For the team that employs him, this is a problem. San Francisco has passed a law that requires vaccinations in certain indoor settings, like the Chase Center where the Warriors play. If Wiggins maintains his refusal, he could miss all of Golden State’s home games, and forego half his US$31.5-million salary. The same applies to Irving in Brooklyn and anyone who has similar thoughts on the Knicks, as New York City has a vaccine requirement similar to that of San Francisco. Other cities and states (and provinces) could yet implement laws of that nature, especially if vaccine resistance continues. Wiggins, Irving and others who continue to refuse vaccines will put their teams at a massive disadvantage if they keep this up. And what they don’t seem to have accepted is that they can believe deeply in their freedom to refuse a safe, effective treatment, but the consequence of that decision is that they will hurt their teams and damage their careers, perhaps irredeemably.

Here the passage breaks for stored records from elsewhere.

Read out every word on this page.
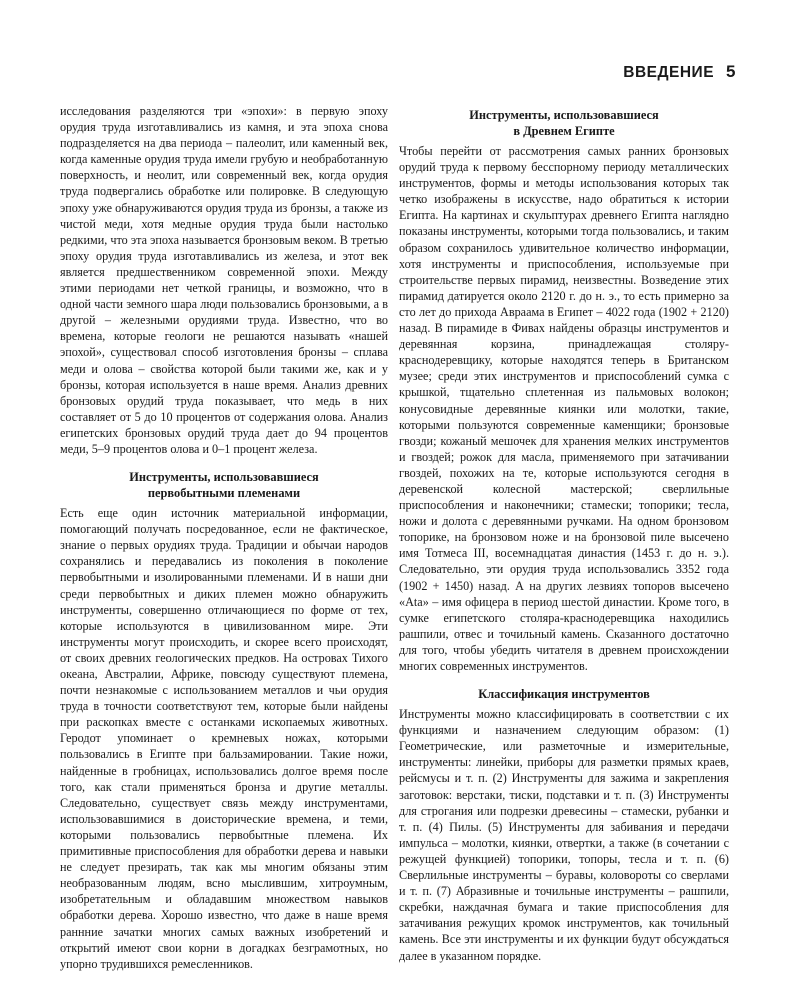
ВВЕДЕНИЕ 5

исследования разделяются три «эпохи»: в первую эпоху орудия труда изготавливались из камня, и эта эпоха снова подразделяется на два периода – палеолит, или каменный век, когда каменные орудия труда имели грубую и необработанную поверхность, и неолит, или современный век, когда орудия труда подвергались обработке или полировке. В следующую эпоху уже обнаруживаются орудия труда из бронзы, а также из чистой меди, хотя медные орудия труда были настолько редкими, что эта эпоха называется бронзовым веком. В третью эпоху орудия труда изготавливались из железа, и этот век является предшественником современной эпохи. Между этими периодами нет четкой границы, и возможно, что в одной части земного шара люди пользовались бронзовыми, а в другой – железными орудиями труда. Известно, что во времена, которые геологи не решаются называть «нашей эпохой», существовал способ изготовления бронзы – сплава меди и олова – свойства которой были такими же, как и у бронзы, которая используется в наше время. Анализ древних бронзовых орудий труда показывает, что медь в них составляет от 5 до 10 процентов от содержания олова. Анализ египетских бронзовых орудий труда дает до 94 процентов меди, 5–9 процентов олова и 0–1 процент железа.

Инструменты, использовавшиеся
первобытными племенами

Есть еще один источник материальной информации, помогающий получать посредованное, если не фактическое, знание о первых орудиях труда. Традиции и обычаи народов сохранялись и передавались из поколения в поколение первобытными и изолированными племенами. И в наши дни среди первобытных и диких племен можно обнаружить инструменты, совершенно отличающиеся по форме от тех, которые используются в цивилизованном мире. Эти инструменты могут происходить, и скорее всего происходят, от своих древних геологических предков. На островах Тихого океана, Австралии, Африке, повсюду существуют племена, почти незнакомые с использованием металлов и чьи орудия труда в точности соответствуют тем, которые были найдены при раскопках вместе с останками ископаемых животных. Геродот упоминает о кремневых ножах, которыми пользовались в Египте при бальзамировании. Такие ножи, найденные в гробницах, использовались долгое время после того, как стали применяться бронза и другие металлы. Следовательно, существует связь между инструментами, использовавшимися в доисторические времена, и теми, которыми пользовались первобытные племена. Их примитивные приспособления для обработки дерева и навыки не следует презирать, так как мы многим обязаны этим необразованным людям, всно мыслившим, хитроумным, изобретательным и обладавшим множеством навыков обработки дерева. Хорошо известно, что даже в наше время раннние зачатки многих самых важных изобретений и открытий имеют свои корни в догадках безграмотных, но упорно трудившихся ремесленников.

Инструменты, использовавшиеся
в Древнем Египте

Чтобы перейти от рассмотрения самых ранних бронзовых орудий труда к первому бесспорному периоду металлических инструментов, формы и методы использования которых так четко изображены в искусстве, надо обратиться к истории Египта. На картинах и скульптурах древнего Египта наглядно показаны инструменты, которыми тогда пользовались, и таким образом сохранилось удивительное количество информации, хотя инструменты и приспособления, используемые при строительстве первых пирамид, неизвестны. Возведение этих пирамид датируется около 2120 г. до н. э., то есть примерно за сто лет до прихода Авраама в Египет – 4022 года (1902 + 2120) назад. В пирамиде в Фивах найдены образцы инструментов и деревянная корзина, принадлежащая столяру-краснодеревщику, которые находятся теперь в Британском музее; среди этих инструментов и приспособлений сумка с крышкой, тщательно сплетенная из пальмовых волокон; конусовидные деревянные киянки или молотки, такие, которыми пользуются современные каменщики; бронзовые гвозди; кожаный мешочек для хранения мелких инструментов и гвоздей; рожок для масла, применяемого при затачивании гвоздей, похожих на те, которые используются сегодня в деревенской колесной мастерской; сверлильные приспособления и наконечники; стамески; топорики; тесла, ножи и долота с деревянными ручками. На одном бронзовом топорике, на бронзовом ноже и на бронзовой пиле высечено имя Тотмеса III, восемнадцатая династия (1453 г. до н. э.). Следовательно, эти орудия труда использовались 3352 года (1902 + 1450) назад. А на других лезвиях топоров высечено «Ata» – имя офицера в период шестой династии. Кроме того, в сумке египетского столяра-краснодеревщика находились рашпили, отвес и точильный камень. Сказанного достаточно для того, чтобы убедить читателя в древнем происхождении многих современных инструментов.

Классификация инструментов

Инструменты можно классифицировать в соответствии с их функциями и назначением следующим образом: (1) Геометрические, или разметочные и измерительные, инструменты: линейки, приборы для разметки прямых краев, рейсмусы и т. п. (2) Инструменты для зажима и закрепления заготовок: верстаки, тиски, подставки и т. п. (3) Инструменты для строгания или подрезки древесины – стамески, рубанки и т. п. (4) Пилы. (5) Инструменты для забивания и передачи импульса – молотки, киянки, отвертки, а также (в сочетании с режущей функцией) топорики, топоры, тесла и т. п. (6) Сверлильные инструменты – буравы, коловороты со сверлами и т. п. (7) Абразивные и точильные инструменты – рашпили, скребки, наждачная бумага и такие приспособления для затачивания режущих кромок инструментов, как точильный камень. Все эти инструменты и их функции будут обсуждаться далее в указанном порядке.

It’s the same tradeoff that has to be considered by anyone in countless types of jobs at this point of the pandemic. Refuse that vaccine all you want, but you might lose your paycheque. Your thoughts are your thoughts, but the rest of society doesn’t have to embrace them.

Wiggins and his holdout peers have much more at stake than the rest of us with their obstinance. We shall see if their beliefs remain resolute.